A Lancashire council has been criticised over plans to privatise care services for the elderly and disabled.
Blackburn with Darwen Borough Council is looking at whether to transfer the services, which cost it £8.4m a year, to a social enterprise company.
The Unison union said the proposals were an "insult" to the 350 employees who work in the council-run service.
A council spokeswoman said staff had been kept informed and the decision will be debated at a meeting later.
Unison officer Mike Booth said unions had only just been told of the plans, and they were a "bolt from the blue".
"The current service is well-run but the council has been making plans to abandon it without even talking to the staff involved or properly considering the impact this could have on some of the most vulnerable people in the community," he said.

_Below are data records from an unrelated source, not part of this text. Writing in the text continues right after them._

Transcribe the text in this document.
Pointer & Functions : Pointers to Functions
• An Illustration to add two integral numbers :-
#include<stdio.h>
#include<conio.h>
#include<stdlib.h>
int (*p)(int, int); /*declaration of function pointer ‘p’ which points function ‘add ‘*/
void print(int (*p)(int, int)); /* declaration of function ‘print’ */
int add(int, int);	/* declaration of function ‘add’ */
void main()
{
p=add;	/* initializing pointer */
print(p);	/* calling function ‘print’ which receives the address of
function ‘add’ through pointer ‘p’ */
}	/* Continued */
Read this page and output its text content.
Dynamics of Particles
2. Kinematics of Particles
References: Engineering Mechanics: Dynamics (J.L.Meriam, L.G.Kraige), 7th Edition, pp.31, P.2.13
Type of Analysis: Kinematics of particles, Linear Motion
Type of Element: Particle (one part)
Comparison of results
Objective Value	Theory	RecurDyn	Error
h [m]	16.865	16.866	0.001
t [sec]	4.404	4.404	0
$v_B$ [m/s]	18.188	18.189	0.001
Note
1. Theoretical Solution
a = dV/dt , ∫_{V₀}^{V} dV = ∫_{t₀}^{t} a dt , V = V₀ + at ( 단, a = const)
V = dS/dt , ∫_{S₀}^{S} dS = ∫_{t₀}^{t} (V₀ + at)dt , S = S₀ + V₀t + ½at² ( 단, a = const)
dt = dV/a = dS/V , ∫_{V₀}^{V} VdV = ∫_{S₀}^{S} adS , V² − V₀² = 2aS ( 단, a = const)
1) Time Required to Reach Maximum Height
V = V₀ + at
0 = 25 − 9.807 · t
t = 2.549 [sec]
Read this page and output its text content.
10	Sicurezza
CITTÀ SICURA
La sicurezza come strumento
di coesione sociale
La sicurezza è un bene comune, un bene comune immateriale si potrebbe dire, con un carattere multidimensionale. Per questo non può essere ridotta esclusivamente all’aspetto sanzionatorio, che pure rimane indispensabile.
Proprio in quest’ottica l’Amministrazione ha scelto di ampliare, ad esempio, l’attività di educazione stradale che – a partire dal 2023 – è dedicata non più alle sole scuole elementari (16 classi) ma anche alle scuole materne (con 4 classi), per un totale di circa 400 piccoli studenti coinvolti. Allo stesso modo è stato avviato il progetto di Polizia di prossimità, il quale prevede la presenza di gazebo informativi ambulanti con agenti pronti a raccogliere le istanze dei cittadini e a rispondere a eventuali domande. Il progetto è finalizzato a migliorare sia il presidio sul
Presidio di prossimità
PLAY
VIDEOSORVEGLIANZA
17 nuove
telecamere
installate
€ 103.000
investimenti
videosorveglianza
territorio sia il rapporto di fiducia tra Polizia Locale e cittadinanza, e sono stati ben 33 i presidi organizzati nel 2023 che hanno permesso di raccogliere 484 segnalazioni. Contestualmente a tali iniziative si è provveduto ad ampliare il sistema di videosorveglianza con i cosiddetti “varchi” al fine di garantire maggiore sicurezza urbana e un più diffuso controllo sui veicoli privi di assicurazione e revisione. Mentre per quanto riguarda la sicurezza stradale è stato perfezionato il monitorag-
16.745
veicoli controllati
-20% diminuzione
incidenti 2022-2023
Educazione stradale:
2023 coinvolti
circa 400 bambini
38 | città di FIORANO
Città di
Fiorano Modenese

"The council is abdicating its responsibility for social care and is irresponsibly pressing the executive board to agree to the scheme before it has even assessed the costs to set it up and implement it.
"Unison will be objecting to the plans and will be looking for an alternative option to keep the service in-house."
The government wants to encourage more people to be given budgets to manage their own care by employing assistants rather than use council services.
It is understood the social enterprise company will be responsible for creating a new workforce of freelance or self-employed personal assistants.
It will control all adult social care services other than social workers.
Councillor David Foster, executive member for adult social care at Blackburn with Darwen Council, said: "The national personalisation agenda means that local authorities need to take a different approach to delivering health, well-being and care services to our communities.
"There are considerable benefits in setting up a social enterprise to do this. They have proved successful in other parts of the country.
"The proposal will be debated fully by the council's executive board on Thursday."